To Live and House in LA: Markeesha’s Story

By Alysha Conner | Annenberg Media 

Press play to listen to an audio version of Markeesha's story.

 

Markeesha, who prefers to disclose her first name only, is a 37-year-old South Los Angeles native. She entered the foster care system just short of two years old. Markeesha has seen a lot and has dealt with the emotional impacts of transferring through multiple foster care homes to group facilities. Through it all, she has persevered.

Markeesha grew up in an area that stretches south from Watts and Compton and west across Interstate 110 into Inglewood, the Crenshaw District, and Baldwin Hills.

In a time when massive amounts of crack cocaine began flooding the streets, these ramifications left irreversible damages on Latinx and Black communities in more ways than one. Some youth, much like Markeesha, witnessed their parents' habits result in death, drug dependency, or jail. Her parents struggled with drug addiction and were susceptible to the perils of the revolving door of the criminal justice system.

Markeesha, the youngest of three siblings, wasn’t confronted with the same challenges as her brother and sister. "I didn't get to experience too much of being dragged in the streets as what I hear now, but my older siblings, they did," she said.

 

South LA encampment. Photos By Alysha Conner.

South LA is largely populated by Latinx and Black residents. This speaks to the alarming rate of young person’s experiencing homelessness in South LA. The homeless count among youth has risen from 644 to 1,094 in just one year: 57% of South LA's unhoused youth was identified as African American; Latinx rated the second-highest population. A disproportionate number also points to homeless youth who are more likely to be female.

"For children who have been in the system a long time, [they] have experienced transitions in placements where one placement stops, and they move on to another – they often end up in a group home or a residential setting," said Dr. Jacquelyn McCroskey, a professor of child welfare at the University of Southern California.

McCroskey discussed the trauma that foster youth experience: "There are just incredibly traumatic circumstances where the foster family is not what we thought they were or when conditions in the group homes, either with the staff or with other youth, become problematic."

The lack of guidance, as well as neglect, can lead foster youth to fall victim to the juvenile justice system. This was Markeesha's story.

"I went to juvenile hall … I always wanted to fight people," Markeesha said.

Five days after Markeesha’s 17th birthday, she gave birth to her daughter, and her outlook began to change. "It struck home once I had my daughter. That's when reality set in, but I was still being a little naive. I was on probation. My mom went to jail while I was pregnant. I was sleeping from the pillow to [the] post stand while I was pregnant. I was doing my own thing, raising myself," she said.
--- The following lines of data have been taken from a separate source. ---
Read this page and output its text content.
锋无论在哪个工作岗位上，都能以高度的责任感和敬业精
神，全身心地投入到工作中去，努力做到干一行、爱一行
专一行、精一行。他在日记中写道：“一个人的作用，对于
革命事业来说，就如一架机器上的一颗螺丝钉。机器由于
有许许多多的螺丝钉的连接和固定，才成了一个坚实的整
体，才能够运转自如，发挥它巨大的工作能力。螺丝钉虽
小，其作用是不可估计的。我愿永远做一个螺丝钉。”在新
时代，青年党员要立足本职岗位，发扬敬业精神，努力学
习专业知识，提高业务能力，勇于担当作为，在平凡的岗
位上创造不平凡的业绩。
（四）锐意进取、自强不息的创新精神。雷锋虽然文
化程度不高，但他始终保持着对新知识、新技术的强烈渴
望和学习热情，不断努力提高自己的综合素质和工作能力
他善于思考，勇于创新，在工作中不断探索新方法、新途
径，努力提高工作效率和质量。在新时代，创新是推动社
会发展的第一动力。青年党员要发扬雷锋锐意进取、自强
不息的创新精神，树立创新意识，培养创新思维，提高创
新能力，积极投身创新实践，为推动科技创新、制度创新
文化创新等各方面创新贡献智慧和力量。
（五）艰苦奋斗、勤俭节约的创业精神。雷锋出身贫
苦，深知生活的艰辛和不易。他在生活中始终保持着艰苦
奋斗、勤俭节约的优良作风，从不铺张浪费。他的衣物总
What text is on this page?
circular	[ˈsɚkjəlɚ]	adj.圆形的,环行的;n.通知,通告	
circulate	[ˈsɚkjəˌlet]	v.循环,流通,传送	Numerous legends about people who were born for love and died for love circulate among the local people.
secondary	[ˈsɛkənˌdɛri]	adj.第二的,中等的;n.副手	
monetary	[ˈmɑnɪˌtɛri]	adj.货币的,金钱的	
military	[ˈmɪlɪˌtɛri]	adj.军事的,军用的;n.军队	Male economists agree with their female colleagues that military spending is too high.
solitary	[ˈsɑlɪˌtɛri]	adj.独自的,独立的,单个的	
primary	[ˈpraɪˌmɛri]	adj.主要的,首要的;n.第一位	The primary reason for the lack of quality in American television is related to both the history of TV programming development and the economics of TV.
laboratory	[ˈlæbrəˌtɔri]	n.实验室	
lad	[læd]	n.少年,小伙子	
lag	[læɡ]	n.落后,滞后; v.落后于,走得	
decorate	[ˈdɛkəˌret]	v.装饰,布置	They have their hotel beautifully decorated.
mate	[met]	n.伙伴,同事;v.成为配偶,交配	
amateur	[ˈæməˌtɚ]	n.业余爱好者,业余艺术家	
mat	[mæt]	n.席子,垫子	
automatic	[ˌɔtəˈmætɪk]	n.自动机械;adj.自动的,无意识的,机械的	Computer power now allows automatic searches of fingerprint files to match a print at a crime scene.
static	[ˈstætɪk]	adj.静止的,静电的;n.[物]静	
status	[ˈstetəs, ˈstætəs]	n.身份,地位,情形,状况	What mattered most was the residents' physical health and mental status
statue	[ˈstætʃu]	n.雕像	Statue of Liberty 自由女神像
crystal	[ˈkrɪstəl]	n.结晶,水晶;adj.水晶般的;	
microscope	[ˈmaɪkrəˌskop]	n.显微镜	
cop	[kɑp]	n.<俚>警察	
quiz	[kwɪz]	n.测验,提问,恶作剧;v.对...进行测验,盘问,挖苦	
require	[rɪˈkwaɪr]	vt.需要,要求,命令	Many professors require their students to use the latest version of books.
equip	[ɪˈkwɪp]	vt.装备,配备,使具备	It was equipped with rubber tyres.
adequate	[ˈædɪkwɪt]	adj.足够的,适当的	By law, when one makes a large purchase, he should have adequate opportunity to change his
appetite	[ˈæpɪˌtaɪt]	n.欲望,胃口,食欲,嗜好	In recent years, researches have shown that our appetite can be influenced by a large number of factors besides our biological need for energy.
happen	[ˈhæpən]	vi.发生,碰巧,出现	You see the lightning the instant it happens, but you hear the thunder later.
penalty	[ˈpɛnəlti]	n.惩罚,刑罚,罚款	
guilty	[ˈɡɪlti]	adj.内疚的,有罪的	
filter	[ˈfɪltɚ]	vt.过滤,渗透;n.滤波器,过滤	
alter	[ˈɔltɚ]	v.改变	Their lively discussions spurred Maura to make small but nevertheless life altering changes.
Markeesha and her daughter lived in the Florence Crittenton Home in Lincoln Heights, which is now closed. She later moved to Gramercy Housing Group, located in the Crenshaw District.

Gramercy Housing Group  Home in South LA. Photo by Alysha Conner.
Gramercy Housing Group Home in South LA. Photo by Alysha Conner.

"Once I went to the group home with my daughter, one social worker just broke me down," Markeesha said. "She was like, 'You have a child that you have to take care of. This attitude, this persona you're putting on like you don't want to talk to nobody … you need to let that go. You need to open up.'"

Markeesha broke down: She cried, but grew accustomed to expressing herself. "It was like a release of just all these built-up emotions," she said.

Determined, Markeesha began to see her own potential. She attended community college and continued at California State University, Los Angeles, where she received a bachelor's degree in social work. Her daughter followed in her academic footsteps and is attending a four-year college.

Markeesha has been working full time at a human rights organization and hopes to open her own group home for young girls and offer them the same support she once received. Not all homeless youth possess the same grit as Markeesha, but many stories of homeless adults begin like hers.